Quality Deck Materials Matter
Once upon a time you just took whatever wood appealed to you most and constructed your deck out of that. Oak, maple, walnut – it didn’t truly matter, you just grabbed a design, a saw, some nails, and then hammered away. These days, there are quite a few types of materials available, from the synthetic to the wholly natural, but composite wood decking is by far the most superior.
You see, when you use normal wood, you actually subject yourself to several years of effort: you’ll have to regularly sand, stain, and reseal your wood, sometimes multiple times in a single year and sometimes several years between these treatments. Nevertheless, this adds costs in terms of materials as well as your precious, precious time.
The Perfect Decking
Your time is better spent enjoying your deck, as opposed to caring for its upkeep. Composite decking is all about providing a solid, reliable, appealing deck that is also affordable. Composite decking is made from a number of different materials, primarily wood and plastic, which are processed together to give the appearance and look and feel of actual wood. The wood is typically recycled lumber industry byproducts such as sawdust, chips, and woof fiber while the plastic is made from recycled materials as well. This means that composite decking isn’t just cost-effective and easy to use, it’s also as green as you’re going to get!

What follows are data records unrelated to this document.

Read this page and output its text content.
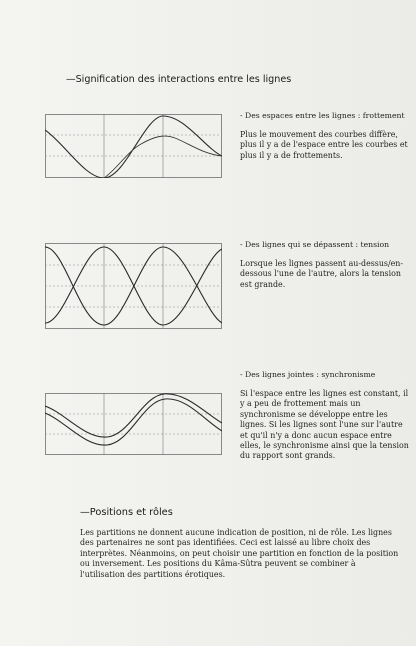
—Signification des interactions entre les lignes

- Des espaces entre les lignes : frottement

Plus le mouvement des courbes diffère, plus il y a de l'espace entre les courbes et plus il y a de frottements.

- Des lignes qui se dépassent : tension

Lorsque les lignes passent au-dessus/en-dessous l'une de l'autre, alors la tension est grande.

- Des lignes jointes : synchronisme

Si l'espace entre les lignes est constant, il y a peu de frottement mais un synchronisme se développe entre les lignes. Si les lignes sont l'une sur l'autre et qu'il n'y a donc aucun espace entre elles, le synchronisme ainsi que la tension du rapport sont grands.

—Positions et rôles

Les partitions ne donnent aucune indication de position, ni de rôle. Les lignes des partenaires ne sont pas identifiées. Ceci est laissé au libre choix des interprètes. Néanmoins, on peut choisir une partition en fonction de la position ou inversement. Les positions du Kâma-Sûtra peuvent se combiner à l'utilisation des partitions érotiques.
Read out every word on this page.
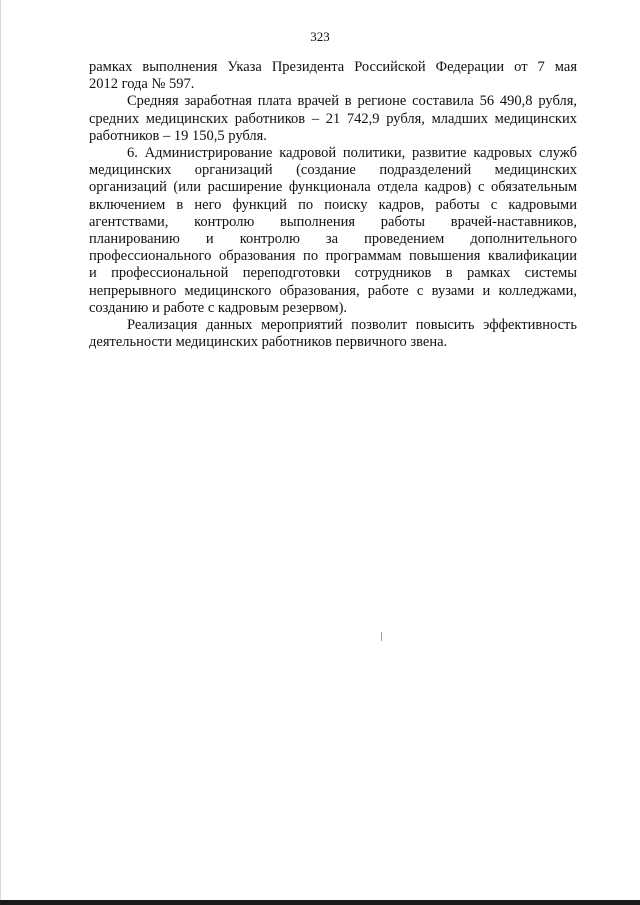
323
рамках выполнения Указа Президента Российской Федерации от 7 мая
2012 года № 597.
Средняя заработная плата врачей в регионе составила 56 490,8 рубля,
средних медицинских работников – 21 742,9 рубля, младших медицинских
работников – 19 150,5 рубля.
6. Администрирование кадровой политики, развитие кадровых служб
медицинских организаций (создание подразделений медицинских
организаций (или расширение функционала отдела кадров) с обязательным
включением в него функций по поиску кадров, работы с кадровыми
агентствами, контролю выполнения работы врачей-наставников,
планированию и контролю за проведением дополнительного
профессионального образования по программам повышения квалификации
и профессиональной переподготовки сотрудников в рамках системы
непрерывного медицинского образования, работе с вузами и колледжами,
созданию и работе с кадровым резервом).
Реализация данных мероприятий позволит повысить эффективность
деятельности медицинских работников первичного звена.
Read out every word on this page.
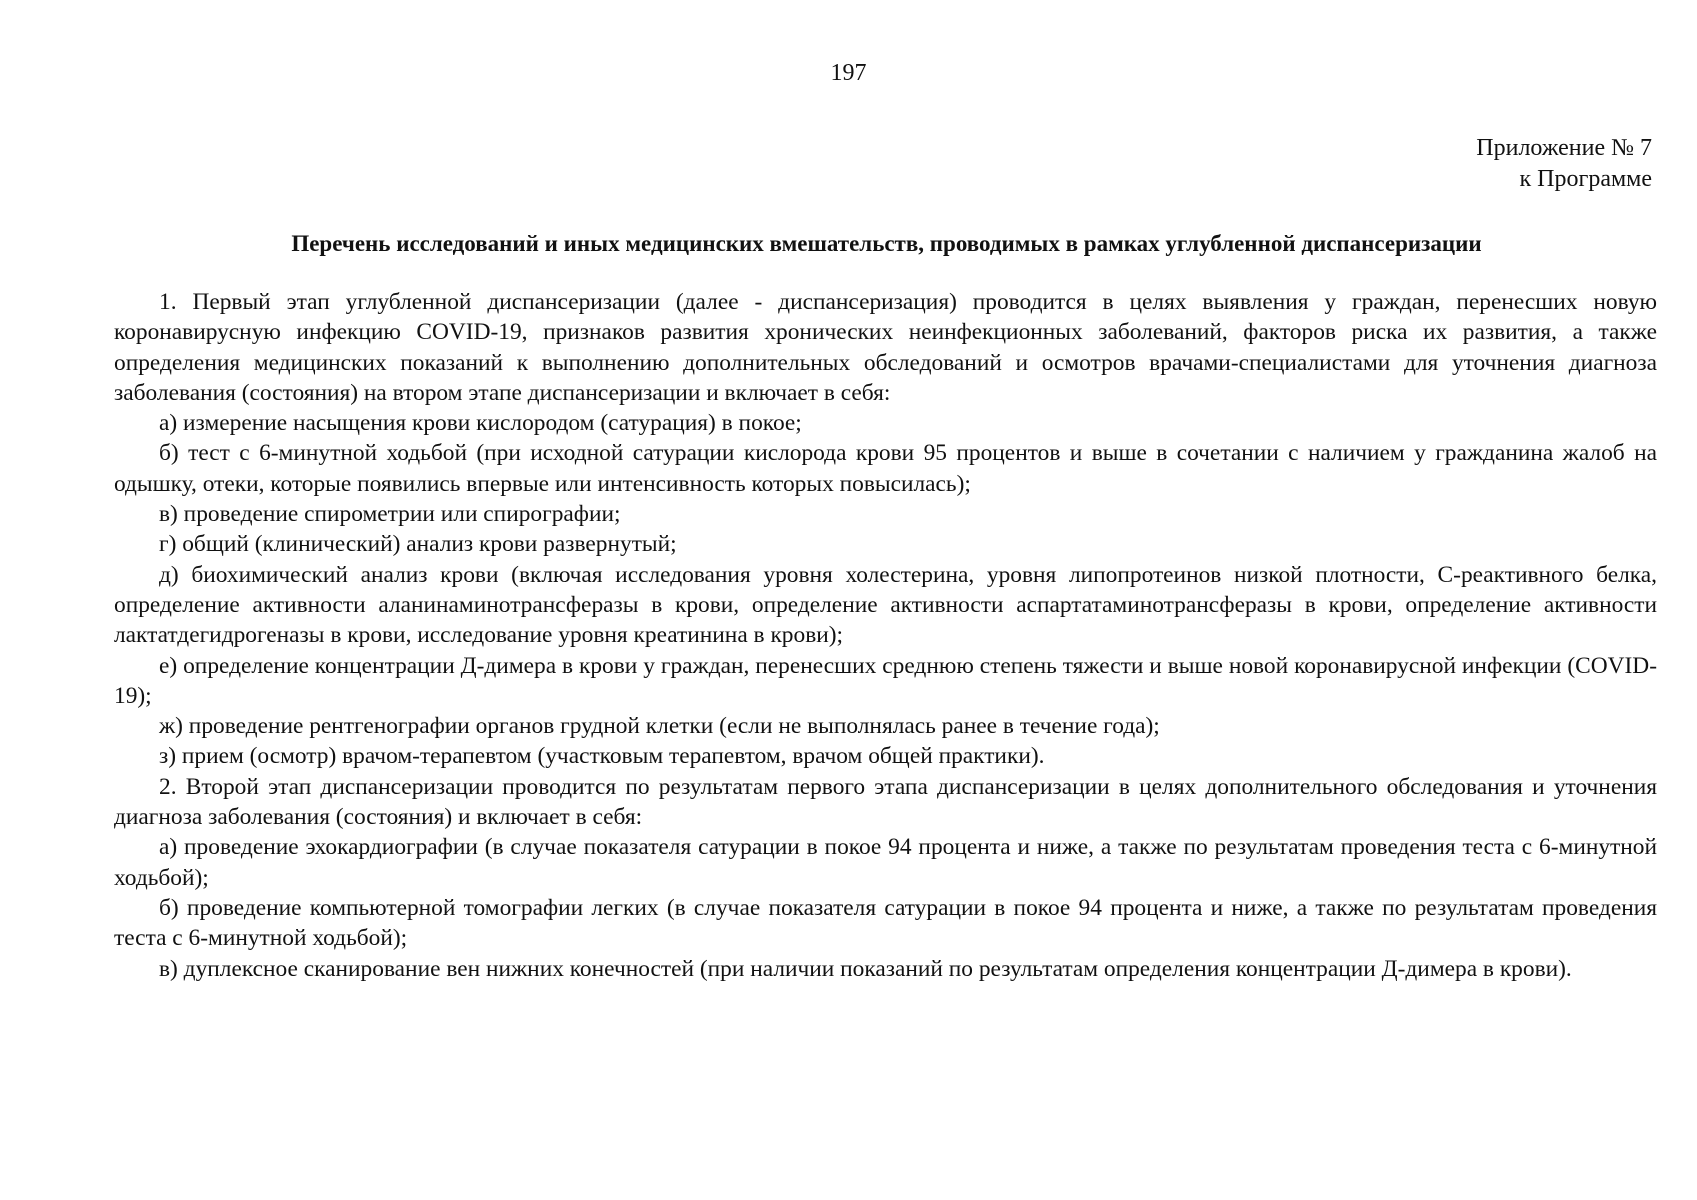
197
Приложение № 7
к Программе
Перечень исследований и иных медицинских вмешательств, проводимых в рамках углубленной диспансеризации

1. Первый этап углубленной диспансеризации (далее - диспансеризация) проводится в целях выявления у граждан, перенесших новую коронавирусную инфекцию COVID-19, признаков развития хронических неинфекционных заболеваний, факторов риска их развития, а также определения медицинских показаний к выполнению дополнительных обследований и осмотров врачами-специалистами для уточнения диагноза заболевания (состояния) на втором этапе диспансеризации и включает в себя:

а) измерение насыщения крови кислородом (сатурация) в покое;

б) тест с 6-минутной ходьбой (при исходной сатурации кислорода крови 95 процентов и выше в сочетании с наличием у гражданина жалоб на одышку, отеки, которые появились впервые или интенсивность которых повысилась);

в) проведение спирометрии или спирографии;

г) общий (клинический) анализ крови развернутый;

д) биохимический анализ крови (включая исследования уровня холестерина, уровня липопротеинов низкой плотности, С-реактивного белка, определение активности аланинаминотрансферазы в крови, определение активности аспартатаминотрансферазы в крови, определение активности лактатдегидрогеназы в крови, исследование уровня креатинина в крови);

е) определение концентрации Д-димера в крови у граждан, перенесших среднюю степень тяжести и выше новой коронавирусной инфекции (COVID-19);

ж) проведение рентгенографии органов грудной клетки (если не выполнялась ранее в течение года);

з) прием (осмотр) врачом-терапевтом (участковым терапевтом, врачом общей практики).

2. Второй этап диспансеризации проводится по результатам первого этапа диспансеризации в целях дополнительного обследования и уточнения диагноза заболевания (состояния) и включает в себя:

а) проведение эхокардиографии (в случае показателя сатурации в покое 94 процента и ниже, а также по результатам проведения теста с 6-минутной ходьбой);

б) проведение компьютерной томографии легких (в случае показателя сатурации в покое 94 процента и ниже, а также по результатам проведения теста с 6-минутной ходьбой);

в) дуплексное сканирование вен нижних конечностей (при наличии показаний по результатам определения концентрации Д-димера в крови).
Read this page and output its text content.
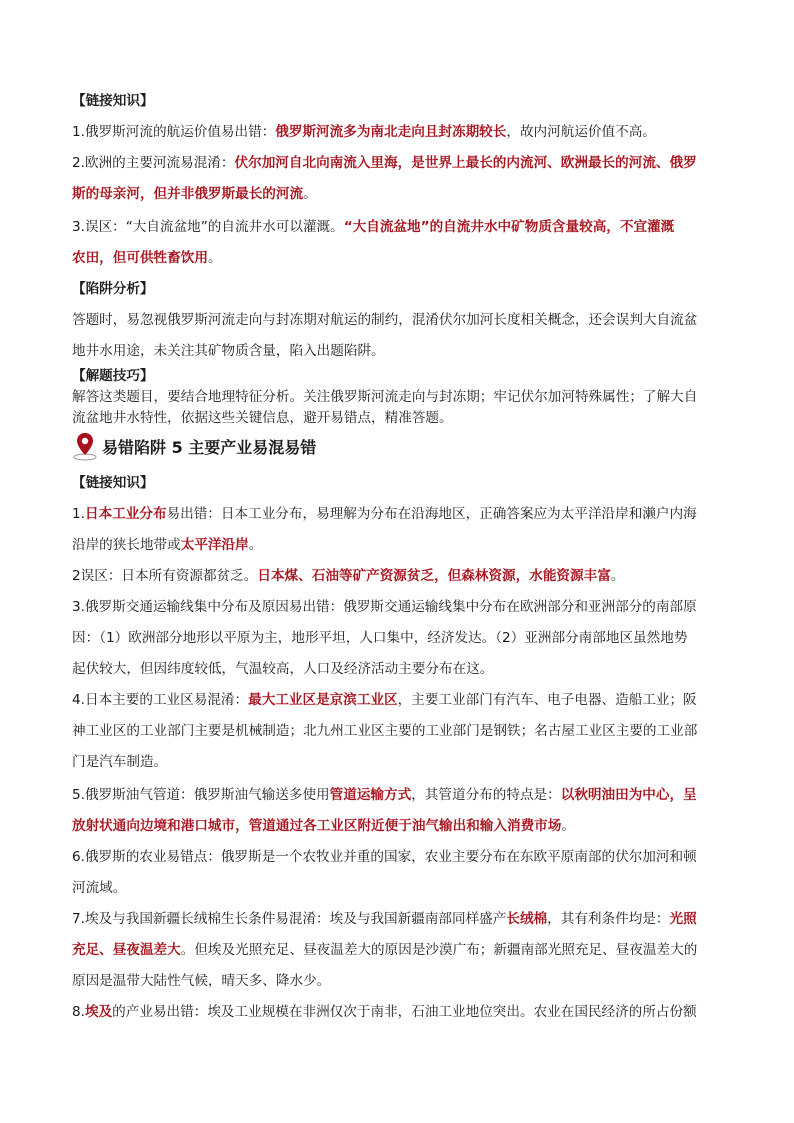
【链接知识】
1.俄罗斯河流的航运价值易出错：俄罗斯河流多为南北走向且封冻期较长，故内河航运价值不高。
2.欧洲的主要河流易混淆：伏尔加河自北向南流入里海，是世界上最长的内流河、欧洲最长的河流、俄罗
斯的母亲河，但并非俄罗斯最长的河流。
3.误区：“大自流盆地”的自流井水可以灌溉。“大自流盆地”的自流井水中矿物质含量较高，不宜灌溉
农田，但可供牲畜饮用。
【陷阱分析】
答题时，易忽视俄罗斯河流走向与封冻期对航运的制约，混淆伏尔加河长度相关概念，还会误判大自流盆
地井水用途，未关注其矿物质含量，陷入出题陷阱。
【解题技巧】
解答这类题目，要结合地理特征分析。关注俄罗斯河流走向与封冻期；牢记伏尔加河特殊属性；了解大自
流盆地井水特性，依据这些关键信息，避开易错点，精准答题。
易错陷阱 5 主要产业易混易错
【链接知识】
1.日本工业分布易出错：日本工业分布，易理解为分布在沿海地区，正确答案应为太平洋沿岸和濑户内海
沿岸的狭长地带或太平洋沿岸。
2误区：日本所有资源都贫乏。日本煤、石油等矿产资源贫乏，但森林资源，水能资源丰富。
3.俄罗斯交通运输线集中分布及原因易出错：俄罗斯交通运输线集中分布在欧洲部分和亚洲部分的南部原
因：（1）欧洲部分地形以平原为主，地形平坦，人口集中，经济发达。（2）亚洲部分南部地区虽然地势
起伏较大，但因纬度较低，气温较高，人口及经济活动主要分布在这。
4.日本主要的工业区易混淆：最大工业区是京滨工业区，主要工业部门有汽车、电子电器、造船工业；阪
神工业区的工业部门主要是机械制造；北九州工业区主要的工业部门是钢铁；名古屋工业区主要的工业部
门是汽车制造。
5.俄罗斯油气管道：俄罗斯油气输送多使用管道运输方式，其管道分布的特点是：以秋明油田为中心，呈
放射状通向边境和港口城市，管道通过各工业区附近便于油气输出和输入消费市场。
6.俄罗斯的农业易错点：俄罗斯是一个农牧业并重的国家，农业主要分布在东欧平原南部的伏尔加河和顿
河流域。
7.埃及与我国新疆长绒棉生长条件易混淆：埃及与我国新疆南部同样盛产长绒棉，其有利条件均是：光照
充足、昼夜温差大。但埃及光照充足、昼夜温差大的原因是沙漠广布；新疆南部光照充足、昼夜温差大的
原因是温带大陆性气候，晴天多、降水少。
8.埃及的产业易出错：埃及工业规模在非洲仅次于南非，石油工业地位突出。农业在国民经济的所占份额
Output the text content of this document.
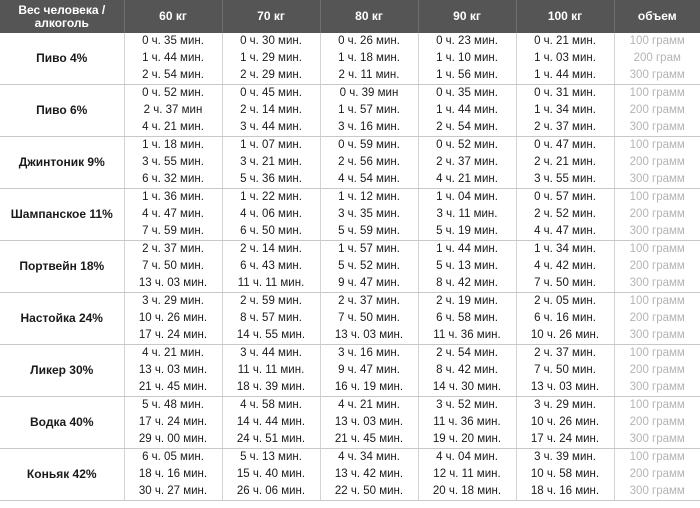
Вес человека / алкоголь	60 кг	70 кг	80 кг	90 кг	100 кг	объем
Пиво 4%	0 ч. 35 мин.	0 ч. 30 мин.	0 ч. 26 мин.	0 ч. 23 мин.	0 ч. 21 мин.	100 грамм
	1 ч. 44 мин.	1 ч. 29 мин.	1 ч. 18 мин.	1 ч. 10 мин.	1 ч. 03 мин.	200 грам
	2 ч. 54 мин.	2 ч. 29 мин.	2 ч. 11 мин.	1 ч. 56 мин.	1 ч. 44 мин.	300 грамм
Пиво 6%	0 ч. 52 мин.	0 ч. 45 мин.	0 ч. 39 мин	0 ч. 35 мин.	0 ч. 31 мин.	100 грамм
	2 ч. 37 мин	2 ч. 14 мин.	1 ч. 57 мин.	1 ч. 44 мин.	1 ч. 34 мин.	200 грамм
	4 ч. 21 мин.	3 ч. 44 мин.	3 ч. 16 мин.	2 ч. 54 мин.	2 ч. 37 мин.	300 грамм
Джинтоник 9%	1 ч. 18 мин.	1 ч. 07 мин.	0 ч. 59 мин.	0 ч. 52 мин.	0 ч. 47 мин.	100 грамм
	3 ч. 55 мин.	3 ч. 21 мин.	2 ч. 56 мин.	2 ч. 37 мин.	2 ч. 21 мин.	200 грамм
	6 ч. 32 мин.	5 ч. 36 мин.	4 ч. 54 мин.	4 ч. 21 мин.	3 ч. 55 мин.	300 грамм
Шампанское 11%	1 ч. 36 мин.	1 ч. 22 мин.	1 ч. 12 мин.	1 ч. 04 мин.	0 ч. 57 мин.	100 грамм
	4 ч. 47 мин.	4 ч. 06 мин.	3 ч. 35 мин.	3 ч. 11 мин.	2 ч. 52 мин.	200 грамм
	7 ч. 59 мин.	6 ч. 50 мин.	5 ч. 59 мин.	5 ч. 19 мин.	4 ч. 47 мин.	300 грамм
Портвейн 18%	2 ч. 37 мин.	2 ч. 14 мин.	1 ч. 57 мин.	1 ч. 44 мин.	1 ч. 34 мин.	100 грамм
	7 ч. 50 мин.	6 ч. 43 мин.	5 ч. 52 мин.	5 ч. 13 мин.	4 ч. 42 мин.	200 грамм
	13 ч. 03 мин.	11 ч. 11 мин.	9 ч. 47 мин.	8 ч. 42 мин.	7 ч. 50 мин.	300 грамм
Настойка 24%	3 ч. 29 мин.	2 ч. 59 мин.	2 ч. 37 мин.	2 ч. 19 мин.	2 ч. 05 мин.	100 грамм
	10 ч. 26 мин.	8 ч. 57 мин.	7 ч. 50 мин.	6 ч. 58 мин.	6 ч. 16 мин.	200 грамм
	17 ч. 24 мин.	14 ч. 55 мин.	13 ч. 03 мин.	11 ч. 36 мин.	10 ч. 26 мин.	300 грамм
Ликер 30%	4 ч. 21 мин.	3 ч. 44 мин.	3 ч. 16 мин.	2 ч. 54 мин.	2 ч. 37 мин.	100 грамм
	13 ч. 03 мин.	11 ч. 11 мин.	9 ч. 47 мин.	8 ч. 42 мин.	7 ч. 50 мин.	200 грамм
	21 ч. 45 мин.	18 ч. 39 мин.	16 ч. 19 мин.	14 ч. 30 мин.	13 ч. 03 мин.	300 грамм
Водка 40%	5 ч. 48 мин.	4 ч. 58 мин.	4 ч. 21 мин.	3 ч. 52 мин.	3 ч. 29 мин.	100 грамм
	17 ч. 24 мин.	14 ч. 44 мин.	13 ч. 03 мин.	11 ч. 36 мин.	10 ч. 26 мин.	200 грамм
	29 ч. 00 мин.	24 ч. 51 мин.	21 ч. 45 мин.	19 ч. 20 мин.	17 ч. 24 мин.	300 грамм
Коньяк 42%	6 ч. 05 мин.	5 ч. 13 мин.	4 ч. 34 мин.	4 ч. 04 мин.	3 ч. 39 мин.	100 грамм
	18 ч. 16 мин.	15 ч. 40 мин.	13 ч. 42 мин.	12 ч. 11 мин.	10 ч. 58 мин.	200 грамм
	30 ч. 27 мин.	26 ч. 06 мин.	22 ч. 50 мин.	20 ч. 18 мин.	18 ч. 16 мин.	300 грамм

The components are mixed by the manufacturers, who then add a variety of pigments and preservatives; that mixture is then heated, formed into board-shaped lengths, and then cooled using a proprietary process. The boards look, feel, and work just like actual boards, but they are typically heavier than wood (though often not as strong). They are resistant to rot, they do not warp like wood typically does, they will never give you a splinter, and they won’t need you to paint, stain, or seal them. What more can you ask for?